M. Reiher : Si les gens étaient émancipés dans le passé, c'est parce qu'en tant que groupe, ils avaient un lien avec la Couronne, et la disposition de la Loi sur les Indiens s'appliquait à eux pour leur émancipation. Bien entendu, pour ce qui est de déterminer s'il s'agit d'une bonne chose ou non, là n'est pas la question.
Or, s'ils avaient un lien avec la Couronne auparavant, et qu'ils ont perdu leur droit, ils sont normalement couverts par ce processus, car il consiste à établir pour la première fois un rapport avec les Micmacs de Terre-Neuve en vertu de la Loi sur les Indiens.
La sénatrice Dyck : Pour revenir aux raisons pour lesquelles il s'agit d'une bande sans assise territoriale, je poserais une autre question : qu'arriverait-il si les membres de ce groupe décidaient à un moment donné de créer une réserve — s'ils déterminaient qu'ils sont assez nombreux, par exemple, et qu'ils décidaient de créer une réserve? Pourraient-ils le faire? Est-ce que quelque chose les empêcherait de le faire?
M. Reiher : L'accord de 2008 précise que le groupe n'aura pas de réserve. Si à un moment donné, le groupe voulait demander au gouvernement fédéral de créer une réserve, il faudrait prendre une décision à ce moment-là.
La sénatrice Dyck : Donc, la porte est ouverte?
M. Reiher : Non, pas en vertu de l'accord.
La sénatrice Dyck : Oh.
Le président : Je présume qu'il est toujours possible de modifier un accord.

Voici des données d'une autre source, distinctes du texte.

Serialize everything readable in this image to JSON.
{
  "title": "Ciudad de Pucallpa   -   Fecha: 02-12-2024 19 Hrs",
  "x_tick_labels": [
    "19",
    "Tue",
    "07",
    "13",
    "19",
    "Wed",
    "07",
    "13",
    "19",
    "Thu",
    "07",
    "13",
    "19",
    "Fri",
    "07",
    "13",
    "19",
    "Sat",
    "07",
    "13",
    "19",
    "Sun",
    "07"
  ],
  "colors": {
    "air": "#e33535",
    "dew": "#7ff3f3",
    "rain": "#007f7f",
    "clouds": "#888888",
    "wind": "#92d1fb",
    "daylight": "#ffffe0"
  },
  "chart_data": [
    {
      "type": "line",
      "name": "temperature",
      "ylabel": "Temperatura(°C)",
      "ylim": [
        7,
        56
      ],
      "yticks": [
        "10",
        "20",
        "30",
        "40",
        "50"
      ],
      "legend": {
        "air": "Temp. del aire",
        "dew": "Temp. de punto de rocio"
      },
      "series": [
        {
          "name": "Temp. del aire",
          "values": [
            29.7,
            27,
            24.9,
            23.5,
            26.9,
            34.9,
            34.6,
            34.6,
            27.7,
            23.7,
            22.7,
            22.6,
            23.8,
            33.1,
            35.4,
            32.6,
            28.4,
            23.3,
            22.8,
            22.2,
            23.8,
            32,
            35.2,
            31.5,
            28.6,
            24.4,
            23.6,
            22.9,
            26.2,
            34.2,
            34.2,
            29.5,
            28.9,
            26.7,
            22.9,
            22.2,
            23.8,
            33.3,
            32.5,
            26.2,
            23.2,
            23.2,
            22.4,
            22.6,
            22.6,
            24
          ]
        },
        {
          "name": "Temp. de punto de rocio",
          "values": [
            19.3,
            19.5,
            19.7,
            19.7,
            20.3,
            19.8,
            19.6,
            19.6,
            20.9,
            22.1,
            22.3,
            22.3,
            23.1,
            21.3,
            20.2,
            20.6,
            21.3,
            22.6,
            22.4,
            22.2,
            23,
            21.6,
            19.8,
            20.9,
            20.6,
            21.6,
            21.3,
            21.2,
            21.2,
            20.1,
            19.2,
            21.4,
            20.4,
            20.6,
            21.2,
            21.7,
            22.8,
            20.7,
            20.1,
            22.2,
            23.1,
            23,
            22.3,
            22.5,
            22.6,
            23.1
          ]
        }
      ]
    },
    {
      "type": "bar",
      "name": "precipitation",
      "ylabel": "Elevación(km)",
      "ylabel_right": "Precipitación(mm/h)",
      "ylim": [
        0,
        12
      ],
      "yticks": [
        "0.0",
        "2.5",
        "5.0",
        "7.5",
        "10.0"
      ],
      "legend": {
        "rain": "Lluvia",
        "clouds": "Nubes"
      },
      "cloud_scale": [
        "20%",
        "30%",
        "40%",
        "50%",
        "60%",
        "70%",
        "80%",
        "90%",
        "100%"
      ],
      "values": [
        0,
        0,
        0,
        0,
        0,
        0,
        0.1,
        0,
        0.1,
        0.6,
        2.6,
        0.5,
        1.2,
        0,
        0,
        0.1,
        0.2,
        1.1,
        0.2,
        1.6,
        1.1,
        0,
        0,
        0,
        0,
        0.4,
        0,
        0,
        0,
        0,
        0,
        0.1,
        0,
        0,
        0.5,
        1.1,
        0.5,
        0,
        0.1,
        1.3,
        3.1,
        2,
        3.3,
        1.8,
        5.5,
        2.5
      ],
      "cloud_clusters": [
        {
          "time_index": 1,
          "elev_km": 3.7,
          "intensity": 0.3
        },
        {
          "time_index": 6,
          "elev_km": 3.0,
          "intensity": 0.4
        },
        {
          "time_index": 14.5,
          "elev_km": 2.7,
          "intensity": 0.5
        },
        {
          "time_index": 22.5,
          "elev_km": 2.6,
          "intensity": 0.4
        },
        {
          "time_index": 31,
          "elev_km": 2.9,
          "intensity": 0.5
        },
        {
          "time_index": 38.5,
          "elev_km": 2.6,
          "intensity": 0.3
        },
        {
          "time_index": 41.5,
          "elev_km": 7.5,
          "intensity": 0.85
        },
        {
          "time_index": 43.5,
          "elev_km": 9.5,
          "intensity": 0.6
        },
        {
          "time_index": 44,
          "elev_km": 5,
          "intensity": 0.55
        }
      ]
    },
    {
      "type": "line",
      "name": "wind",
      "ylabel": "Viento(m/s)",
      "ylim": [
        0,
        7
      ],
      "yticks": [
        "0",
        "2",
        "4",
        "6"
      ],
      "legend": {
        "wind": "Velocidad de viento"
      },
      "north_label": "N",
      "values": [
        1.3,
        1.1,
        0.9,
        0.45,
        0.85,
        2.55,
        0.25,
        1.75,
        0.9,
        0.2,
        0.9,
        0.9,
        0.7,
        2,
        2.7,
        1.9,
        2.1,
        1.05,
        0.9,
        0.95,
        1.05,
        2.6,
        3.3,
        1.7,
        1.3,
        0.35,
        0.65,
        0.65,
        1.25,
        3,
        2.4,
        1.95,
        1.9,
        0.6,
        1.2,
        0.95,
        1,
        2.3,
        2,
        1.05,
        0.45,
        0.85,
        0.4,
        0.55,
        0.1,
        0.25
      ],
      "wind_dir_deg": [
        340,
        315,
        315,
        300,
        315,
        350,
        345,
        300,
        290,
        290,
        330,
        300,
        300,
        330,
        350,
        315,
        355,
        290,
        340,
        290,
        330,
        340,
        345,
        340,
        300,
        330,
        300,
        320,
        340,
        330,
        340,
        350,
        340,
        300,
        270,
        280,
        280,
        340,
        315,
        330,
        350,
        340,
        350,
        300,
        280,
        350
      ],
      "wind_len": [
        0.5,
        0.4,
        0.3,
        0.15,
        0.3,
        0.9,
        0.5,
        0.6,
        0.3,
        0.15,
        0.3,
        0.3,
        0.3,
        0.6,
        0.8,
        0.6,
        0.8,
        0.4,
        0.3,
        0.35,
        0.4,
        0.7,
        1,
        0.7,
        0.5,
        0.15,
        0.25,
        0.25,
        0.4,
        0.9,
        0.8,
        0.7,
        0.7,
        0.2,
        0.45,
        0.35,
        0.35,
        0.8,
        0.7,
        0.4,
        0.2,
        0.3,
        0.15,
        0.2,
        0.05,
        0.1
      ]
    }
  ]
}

La sénatrice Dyck : De le contester.
M. Saranchuk : J'ajouterais qu'il faudrait que le gouvernement examine la demande au moment où elle est faite. C'est tout ce que nous pouvons dire pour le moment. Il existe un processus selon lequel on examine les demandes qui sont soumises.
Le président : D'accord. Merci.
La sénatrice Raine : Si vous n'y voyez pas d'inconvénient, j'aimerais que vous m'expliquiez pourquoi il est possible que la demande de certains membres fondateurs qui avait été acceptée dans le processus initial, puisse être rejetée. Qu'est-ce qui a changé? Est-ce que ce sont les documents établissant leurs liens ancestraux à la Première Nation Qalipu Mi'kmaq? Les normes de preuve sont-elles différentes de celles qui existaient il y a trois ou quatre ans, par exemple?
M. Reiher : Effectivement, initialement, l'intention des parties était de reconnaître les personnes qui avaient un solide lien culturel avec le groupe d'Indiens micmac de Terre-Neuve. Dans le cadre de l'accord initial, le comité d'inscription a reçu des indications sur la façon d'évaluer le critère.
En 2012, les parties se sont rendu compte que l'accord n'avait pas été tout à fait appliqué conformément à leurs intentions originales et il fallait apporter plus de précisions pour le comité d'inscription, d'autant plus qu'un nombre très élevé de demandes avaient été soumises. L'accord supplémentaire précise les exigences documentaires; il précise le type de documents qui peuvent être acceptés pour montrer, par exemple, l'auto-identification et l'acceptation par le groupe d'Indiens micmac.
Par conséquent, les critères sont les mêmes, mais on demande aux personnes de fournir d'autres documents pour s'assurer qu'elles répondent aux critères.
La sénatrice Raine : Je vais m'arrêter là pour l'instant. Merci.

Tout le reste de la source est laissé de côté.